Yes. Logistic regression makes fewer assumptions than linear regression, but it isn't assumption-free. The main ones cover the shape of the outcome variable, the independence of observations, the linearity of the log-odds, and the absence of high multicollinearity or highly influential points.
What are the most important assumptions of logistic regression?
The two that matter most are linearity of the logit and absence of high multicollinearity. Linearity of the logit is the most often misunderstood, as logistic regression doesn't assume a linear relationship between predictors and the outcome, but it does assume one between predictors and the log-odds. Multicollinearity matters because it distorts coefficients and inflates standard errors without affecting accuracy, so it can hide from any check that only looks at predictive performance.
What happens if logistic regression assumptions are violated?
It depends on which assumption breaks. Violations of linearity in the logit or strong multicollinearity quietly damage the coefficients while leaving accuracy intact, which is why they're easy to miss. Independence failures inflate or shrink standard errors, making p-values unreliable. Most violations don't make a model useless, but they make parts of it untrustworthy in ways accuracy alone won't show.
Does logistic regression require normally distributed predictors?
No. Logistic regression places no distributional assumption on the predictors. You can mix continuous, categorical, skewed, and heavy-tailed predictors in the same model without issue.

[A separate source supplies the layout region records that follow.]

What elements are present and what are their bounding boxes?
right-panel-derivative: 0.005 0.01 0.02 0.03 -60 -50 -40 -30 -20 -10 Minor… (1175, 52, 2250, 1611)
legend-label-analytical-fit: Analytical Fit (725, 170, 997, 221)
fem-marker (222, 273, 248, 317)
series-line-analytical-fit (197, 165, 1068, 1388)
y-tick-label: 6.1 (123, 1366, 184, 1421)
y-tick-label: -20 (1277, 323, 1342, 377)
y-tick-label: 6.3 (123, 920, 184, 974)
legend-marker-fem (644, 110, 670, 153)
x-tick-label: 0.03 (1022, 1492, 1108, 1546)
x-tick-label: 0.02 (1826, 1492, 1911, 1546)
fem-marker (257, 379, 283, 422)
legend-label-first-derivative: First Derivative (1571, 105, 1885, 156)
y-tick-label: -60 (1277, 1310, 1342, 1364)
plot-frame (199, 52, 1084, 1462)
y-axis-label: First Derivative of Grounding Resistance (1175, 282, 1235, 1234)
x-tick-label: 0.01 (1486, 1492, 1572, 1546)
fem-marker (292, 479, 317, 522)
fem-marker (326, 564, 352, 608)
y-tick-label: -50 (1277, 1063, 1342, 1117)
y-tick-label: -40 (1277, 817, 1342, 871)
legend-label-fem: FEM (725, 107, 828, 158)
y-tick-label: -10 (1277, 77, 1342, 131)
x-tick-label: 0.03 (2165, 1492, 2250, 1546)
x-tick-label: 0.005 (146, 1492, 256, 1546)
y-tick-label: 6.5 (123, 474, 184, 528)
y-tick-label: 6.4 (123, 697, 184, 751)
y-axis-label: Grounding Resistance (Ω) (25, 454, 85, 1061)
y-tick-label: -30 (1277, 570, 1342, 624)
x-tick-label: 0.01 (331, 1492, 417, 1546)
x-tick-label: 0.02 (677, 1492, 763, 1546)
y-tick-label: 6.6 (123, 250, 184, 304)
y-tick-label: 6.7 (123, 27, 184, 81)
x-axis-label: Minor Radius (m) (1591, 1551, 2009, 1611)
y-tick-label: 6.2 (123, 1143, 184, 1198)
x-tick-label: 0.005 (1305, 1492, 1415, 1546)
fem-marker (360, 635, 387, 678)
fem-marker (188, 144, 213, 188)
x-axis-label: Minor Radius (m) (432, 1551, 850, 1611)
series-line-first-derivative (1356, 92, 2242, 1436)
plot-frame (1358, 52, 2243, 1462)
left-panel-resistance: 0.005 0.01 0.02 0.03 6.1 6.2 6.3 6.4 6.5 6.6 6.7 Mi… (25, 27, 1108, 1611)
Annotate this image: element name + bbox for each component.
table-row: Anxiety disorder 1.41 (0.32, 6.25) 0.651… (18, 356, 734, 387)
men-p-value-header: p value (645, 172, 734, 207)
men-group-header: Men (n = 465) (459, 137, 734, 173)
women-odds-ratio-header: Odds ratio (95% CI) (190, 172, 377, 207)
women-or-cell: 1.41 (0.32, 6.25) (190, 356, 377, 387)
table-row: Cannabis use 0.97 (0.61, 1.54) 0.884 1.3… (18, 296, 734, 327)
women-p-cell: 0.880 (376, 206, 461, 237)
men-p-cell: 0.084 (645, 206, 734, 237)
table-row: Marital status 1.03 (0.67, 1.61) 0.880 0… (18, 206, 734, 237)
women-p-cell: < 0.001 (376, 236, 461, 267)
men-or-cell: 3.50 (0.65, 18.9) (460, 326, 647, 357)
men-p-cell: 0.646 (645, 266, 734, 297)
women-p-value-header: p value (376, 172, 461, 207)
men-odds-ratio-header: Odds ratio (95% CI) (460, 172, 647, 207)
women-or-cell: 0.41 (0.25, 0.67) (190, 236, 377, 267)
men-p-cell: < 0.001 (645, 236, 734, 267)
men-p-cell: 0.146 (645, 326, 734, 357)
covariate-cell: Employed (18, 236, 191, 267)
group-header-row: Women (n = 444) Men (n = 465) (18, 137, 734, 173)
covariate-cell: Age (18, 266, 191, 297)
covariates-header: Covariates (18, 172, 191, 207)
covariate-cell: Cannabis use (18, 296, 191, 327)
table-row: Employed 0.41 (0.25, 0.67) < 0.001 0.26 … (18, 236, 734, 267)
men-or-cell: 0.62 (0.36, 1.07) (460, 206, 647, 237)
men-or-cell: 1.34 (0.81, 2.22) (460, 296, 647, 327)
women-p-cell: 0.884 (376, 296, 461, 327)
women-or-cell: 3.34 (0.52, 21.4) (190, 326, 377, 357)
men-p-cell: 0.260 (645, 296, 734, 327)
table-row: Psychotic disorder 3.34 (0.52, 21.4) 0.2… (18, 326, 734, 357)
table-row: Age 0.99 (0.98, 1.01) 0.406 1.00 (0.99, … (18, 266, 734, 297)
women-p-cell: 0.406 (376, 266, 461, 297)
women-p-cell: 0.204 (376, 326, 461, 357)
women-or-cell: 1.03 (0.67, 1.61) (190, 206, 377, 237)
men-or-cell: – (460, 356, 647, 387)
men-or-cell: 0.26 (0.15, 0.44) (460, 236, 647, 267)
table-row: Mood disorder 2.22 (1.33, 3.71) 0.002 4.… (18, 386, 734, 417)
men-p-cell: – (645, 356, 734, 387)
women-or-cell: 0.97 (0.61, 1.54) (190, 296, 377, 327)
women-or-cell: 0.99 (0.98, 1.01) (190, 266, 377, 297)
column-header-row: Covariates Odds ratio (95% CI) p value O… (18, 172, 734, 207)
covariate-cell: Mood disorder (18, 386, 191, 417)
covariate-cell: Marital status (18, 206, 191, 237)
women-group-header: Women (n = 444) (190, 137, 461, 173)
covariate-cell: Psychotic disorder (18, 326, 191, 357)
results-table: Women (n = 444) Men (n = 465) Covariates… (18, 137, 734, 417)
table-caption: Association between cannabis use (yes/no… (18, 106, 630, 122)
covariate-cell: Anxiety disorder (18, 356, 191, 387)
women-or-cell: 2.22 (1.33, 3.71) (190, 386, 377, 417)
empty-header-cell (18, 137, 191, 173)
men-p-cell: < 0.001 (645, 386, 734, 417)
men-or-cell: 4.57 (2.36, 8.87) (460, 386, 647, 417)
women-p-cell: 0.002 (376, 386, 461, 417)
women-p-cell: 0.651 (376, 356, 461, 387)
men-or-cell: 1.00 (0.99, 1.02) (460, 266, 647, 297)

What matters is the relationship between each predictor and the log-odds, not the marginal shape of the predictor itself.
What is a good VIF threshold for logistic regression?
VIF values up to 5 are usually fine, values between 5 and 10 suggest moderate multicollinearity worth investigating, and values above 10 are a signal that one or more predictors are redundant. The thresholds aren't hard rules but conventions, since VIF interpretation depends on sample size and the precision you need. If a predictor's VIF is high and its standard error looks unstable across data subsets, you have evidence the collinearity is causing trouble.